22C’est comme processus de légitimation qu’on peut donc interpréter nos fictions : elles fictionnalisent l’auteur en témoin du passé, pour conférer (fictivement) au récit biographique la nécessité d’un récit de témoignage. Paradoxalement, c’est donc la fiction qui garantit l’écriture factuelle. Marcher dans les pas de Gauguin, Segalen ou Melville, c’est inventer sa propre légitimité à raconter leur histoire. En ce sens, la fictionnalité que nous étudions ici ne désigne pas l’invention d’histoires, mais l’invention d’une position de narration.
Invention / immersion
23À la lumière de ce qui précède, on s’étonnera peut-être moins que toute la fin de Fenua puisse se lire comme une méditation sur la nature et le rôle de la fiction.
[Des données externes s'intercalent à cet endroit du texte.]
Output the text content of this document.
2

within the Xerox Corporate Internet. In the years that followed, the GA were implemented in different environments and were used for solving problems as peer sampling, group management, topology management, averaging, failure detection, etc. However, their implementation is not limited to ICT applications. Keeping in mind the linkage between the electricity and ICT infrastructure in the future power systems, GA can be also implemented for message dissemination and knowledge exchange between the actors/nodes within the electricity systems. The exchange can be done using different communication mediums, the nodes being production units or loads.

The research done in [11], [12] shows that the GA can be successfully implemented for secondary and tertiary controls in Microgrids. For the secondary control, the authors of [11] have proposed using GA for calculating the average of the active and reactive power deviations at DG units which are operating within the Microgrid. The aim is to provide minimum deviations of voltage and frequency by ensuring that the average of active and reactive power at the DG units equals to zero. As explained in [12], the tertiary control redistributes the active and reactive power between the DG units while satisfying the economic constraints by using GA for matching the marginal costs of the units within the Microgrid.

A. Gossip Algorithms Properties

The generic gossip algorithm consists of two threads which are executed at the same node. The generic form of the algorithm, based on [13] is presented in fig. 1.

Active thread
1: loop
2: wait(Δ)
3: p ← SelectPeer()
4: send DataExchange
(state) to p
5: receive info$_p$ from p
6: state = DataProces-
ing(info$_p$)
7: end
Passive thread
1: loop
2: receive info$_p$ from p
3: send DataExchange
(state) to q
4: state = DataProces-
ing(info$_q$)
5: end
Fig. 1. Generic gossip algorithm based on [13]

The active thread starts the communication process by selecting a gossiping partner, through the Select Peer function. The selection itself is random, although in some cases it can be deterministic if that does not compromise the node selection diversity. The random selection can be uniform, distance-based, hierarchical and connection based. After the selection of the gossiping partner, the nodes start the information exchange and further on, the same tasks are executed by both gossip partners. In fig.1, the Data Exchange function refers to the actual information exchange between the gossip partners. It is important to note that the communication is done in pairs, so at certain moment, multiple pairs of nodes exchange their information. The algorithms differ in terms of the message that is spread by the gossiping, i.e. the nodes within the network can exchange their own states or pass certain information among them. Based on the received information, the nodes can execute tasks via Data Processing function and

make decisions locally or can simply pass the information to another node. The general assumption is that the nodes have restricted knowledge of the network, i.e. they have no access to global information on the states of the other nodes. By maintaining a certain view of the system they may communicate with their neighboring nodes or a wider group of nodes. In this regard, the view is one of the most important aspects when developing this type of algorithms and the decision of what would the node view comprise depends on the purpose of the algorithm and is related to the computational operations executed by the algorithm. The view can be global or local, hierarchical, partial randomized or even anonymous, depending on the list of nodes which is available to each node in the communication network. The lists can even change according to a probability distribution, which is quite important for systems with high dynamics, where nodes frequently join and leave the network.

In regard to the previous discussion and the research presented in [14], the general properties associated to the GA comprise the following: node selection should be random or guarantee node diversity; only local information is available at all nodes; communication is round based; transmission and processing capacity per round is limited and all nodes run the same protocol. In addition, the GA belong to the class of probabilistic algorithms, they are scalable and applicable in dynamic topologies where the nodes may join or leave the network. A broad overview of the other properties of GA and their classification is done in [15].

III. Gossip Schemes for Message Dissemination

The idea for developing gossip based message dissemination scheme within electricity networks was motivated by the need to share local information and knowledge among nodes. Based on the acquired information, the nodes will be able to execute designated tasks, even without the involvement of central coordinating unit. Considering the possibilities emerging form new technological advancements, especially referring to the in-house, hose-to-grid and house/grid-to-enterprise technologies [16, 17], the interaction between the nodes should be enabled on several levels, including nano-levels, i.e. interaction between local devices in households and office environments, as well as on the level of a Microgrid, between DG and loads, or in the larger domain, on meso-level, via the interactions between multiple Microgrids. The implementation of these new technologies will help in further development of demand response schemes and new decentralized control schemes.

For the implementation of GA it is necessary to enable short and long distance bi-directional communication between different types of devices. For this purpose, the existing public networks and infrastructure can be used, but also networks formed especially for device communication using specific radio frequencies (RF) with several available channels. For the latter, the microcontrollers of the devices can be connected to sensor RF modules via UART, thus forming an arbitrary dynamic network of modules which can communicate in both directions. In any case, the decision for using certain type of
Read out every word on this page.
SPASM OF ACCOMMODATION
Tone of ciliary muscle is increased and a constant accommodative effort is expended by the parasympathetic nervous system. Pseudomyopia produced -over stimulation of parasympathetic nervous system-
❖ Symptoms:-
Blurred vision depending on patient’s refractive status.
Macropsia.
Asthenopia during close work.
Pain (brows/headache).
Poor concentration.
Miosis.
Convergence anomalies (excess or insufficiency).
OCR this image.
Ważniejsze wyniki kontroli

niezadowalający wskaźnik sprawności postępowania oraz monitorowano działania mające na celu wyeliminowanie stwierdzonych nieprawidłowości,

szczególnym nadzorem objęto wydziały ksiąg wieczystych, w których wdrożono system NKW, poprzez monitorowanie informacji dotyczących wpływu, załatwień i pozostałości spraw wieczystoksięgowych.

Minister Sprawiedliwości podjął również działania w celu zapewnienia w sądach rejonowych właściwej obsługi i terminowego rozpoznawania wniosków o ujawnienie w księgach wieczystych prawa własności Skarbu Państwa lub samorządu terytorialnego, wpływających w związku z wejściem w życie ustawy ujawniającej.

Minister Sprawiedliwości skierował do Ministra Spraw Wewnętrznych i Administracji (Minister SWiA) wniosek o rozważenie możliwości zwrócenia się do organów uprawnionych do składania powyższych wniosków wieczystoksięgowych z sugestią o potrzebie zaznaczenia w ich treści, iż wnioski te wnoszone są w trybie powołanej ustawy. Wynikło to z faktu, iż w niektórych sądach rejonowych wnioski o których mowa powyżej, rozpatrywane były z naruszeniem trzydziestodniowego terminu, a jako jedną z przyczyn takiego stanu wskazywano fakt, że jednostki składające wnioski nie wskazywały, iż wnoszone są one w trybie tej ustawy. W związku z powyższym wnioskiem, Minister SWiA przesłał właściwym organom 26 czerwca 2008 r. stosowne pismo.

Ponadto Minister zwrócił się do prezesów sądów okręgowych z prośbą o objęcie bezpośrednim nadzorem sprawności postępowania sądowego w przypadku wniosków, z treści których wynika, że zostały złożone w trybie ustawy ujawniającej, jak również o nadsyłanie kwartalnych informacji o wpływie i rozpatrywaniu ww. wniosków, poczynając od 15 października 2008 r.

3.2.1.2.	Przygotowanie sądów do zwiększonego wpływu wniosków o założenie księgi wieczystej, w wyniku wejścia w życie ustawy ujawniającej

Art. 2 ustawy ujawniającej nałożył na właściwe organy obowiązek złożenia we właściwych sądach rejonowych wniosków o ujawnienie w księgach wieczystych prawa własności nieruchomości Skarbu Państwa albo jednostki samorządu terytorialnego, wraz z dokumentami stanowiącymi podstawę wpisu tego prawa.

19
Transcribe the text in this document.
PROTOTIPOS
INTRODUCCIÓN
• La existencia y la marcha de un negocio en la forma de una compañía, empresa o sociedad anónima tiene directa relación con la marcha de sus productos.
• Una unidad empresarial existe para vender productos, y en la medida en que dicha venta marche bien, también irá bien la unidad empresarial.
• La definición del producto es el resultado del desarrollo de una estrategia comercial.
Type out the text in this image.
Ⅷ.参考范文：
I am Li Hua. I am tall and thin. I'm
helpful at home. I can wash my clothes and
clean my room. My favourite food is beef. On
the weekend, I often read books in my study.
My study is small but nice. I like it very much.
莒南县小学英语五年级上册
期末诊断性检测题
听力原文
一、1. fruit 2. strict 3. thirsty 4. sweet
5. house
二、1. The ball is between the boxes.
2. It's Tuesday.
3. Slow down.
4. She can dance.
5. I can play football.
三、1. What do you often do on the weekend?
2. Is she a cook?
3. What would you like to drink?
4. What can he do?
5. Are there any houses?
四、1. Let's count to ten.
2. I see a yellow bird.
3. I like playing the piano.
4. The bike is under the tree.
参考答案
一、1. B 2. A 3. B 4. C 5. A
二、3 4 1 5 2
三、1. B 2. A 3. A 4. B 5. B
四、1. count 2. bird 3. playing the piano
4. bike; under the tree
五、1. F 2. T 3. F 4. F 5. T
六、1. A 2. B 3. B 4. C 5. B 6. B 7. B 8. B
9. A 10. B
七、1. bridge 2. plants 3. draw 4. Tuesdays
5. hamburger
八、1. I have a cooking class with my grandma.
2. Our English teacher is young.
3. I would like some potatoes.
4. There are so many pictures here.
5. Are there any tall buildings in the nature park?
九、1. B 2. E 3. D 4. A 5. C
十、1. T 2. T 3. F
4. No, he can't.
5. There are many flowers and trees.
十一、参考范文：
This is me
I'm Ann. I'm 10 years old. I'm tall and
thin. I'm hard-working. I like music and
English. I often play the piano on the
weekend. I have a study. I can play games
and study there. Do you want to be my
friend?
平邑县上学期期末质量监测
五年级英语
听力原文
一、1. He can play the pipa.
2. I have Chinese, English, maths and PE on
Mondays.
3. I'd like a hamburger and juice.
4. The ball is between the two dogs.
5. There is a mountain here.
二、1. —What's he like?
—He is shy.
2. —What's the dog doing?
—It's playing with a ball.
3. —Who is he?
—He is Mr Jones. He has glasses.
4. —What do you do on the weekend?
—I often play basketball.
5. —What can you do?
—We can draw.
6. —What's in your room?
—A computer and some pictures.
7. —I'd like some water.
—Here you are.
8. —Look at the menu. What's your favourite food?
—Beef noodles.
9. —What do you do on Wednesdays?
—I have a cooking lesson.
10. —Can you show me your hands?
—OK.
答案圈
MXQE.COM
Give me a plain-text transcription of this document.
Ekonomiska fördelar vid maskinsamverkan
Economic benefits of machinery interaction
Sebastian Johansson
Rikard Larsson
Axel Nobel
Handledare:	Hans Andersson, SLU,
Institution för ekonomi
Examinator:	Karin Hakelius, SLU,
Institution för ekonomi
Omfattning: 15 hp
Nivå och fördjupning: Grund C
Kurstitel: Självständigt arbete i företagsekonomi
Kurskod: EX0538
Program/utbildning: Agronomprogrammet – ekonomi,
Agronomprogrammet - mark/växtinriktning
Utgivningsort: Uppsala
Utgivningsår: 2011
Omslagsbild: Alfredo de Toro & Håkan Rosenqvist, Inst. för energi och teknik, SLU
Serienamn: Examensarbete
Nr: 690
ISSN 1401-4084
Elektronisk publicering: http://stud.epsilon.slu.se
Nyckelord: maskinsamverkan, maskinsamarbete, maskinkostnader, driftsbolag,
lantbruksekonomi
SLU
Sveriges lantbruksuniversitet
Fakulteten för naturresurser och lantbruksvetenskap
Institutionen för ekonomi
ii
J’y lirai, en quatre chapitres, l’opposition entre deux compréhensions de la fiction.
24La première fin esquisse, sans trop y croire, l’éventuelle émancipation politique de la Polynésie :
[Celle-ci] semblait encore un horizon assez lointain à Tahiti. Et l’indépendance de la Polynésie française à elle seule ne parviendrait pas non plus à rassembler les peuples du Triangle polynésien, ne concernerait ni l’île de Rapa Nui devenue chilienne en 1888, ni l’archipel de Hawaï annexé par les États-Unis en 1959, et cinquantième étoile du drapeau. Si cependant le Pays devenait un jour un État, Paris pourrait peut-être récupérer la petite bouteille lutée de Bougainville pour l’exposer au musée du quai Branly, et par la même occasion restituer à l’île de Pâques, depuis le jardin de celui-ci, la tête du moaï sciée pendant le voyage de Loti. (F 343-344)
Quelque improbable qu’il soit, ce dénouement fictif, avec les restitutions croisées de deux objets emblématiques du début du roman, assure une clôture narrative en résolvant les tensions de deux siècles d’histoire de Tahiti.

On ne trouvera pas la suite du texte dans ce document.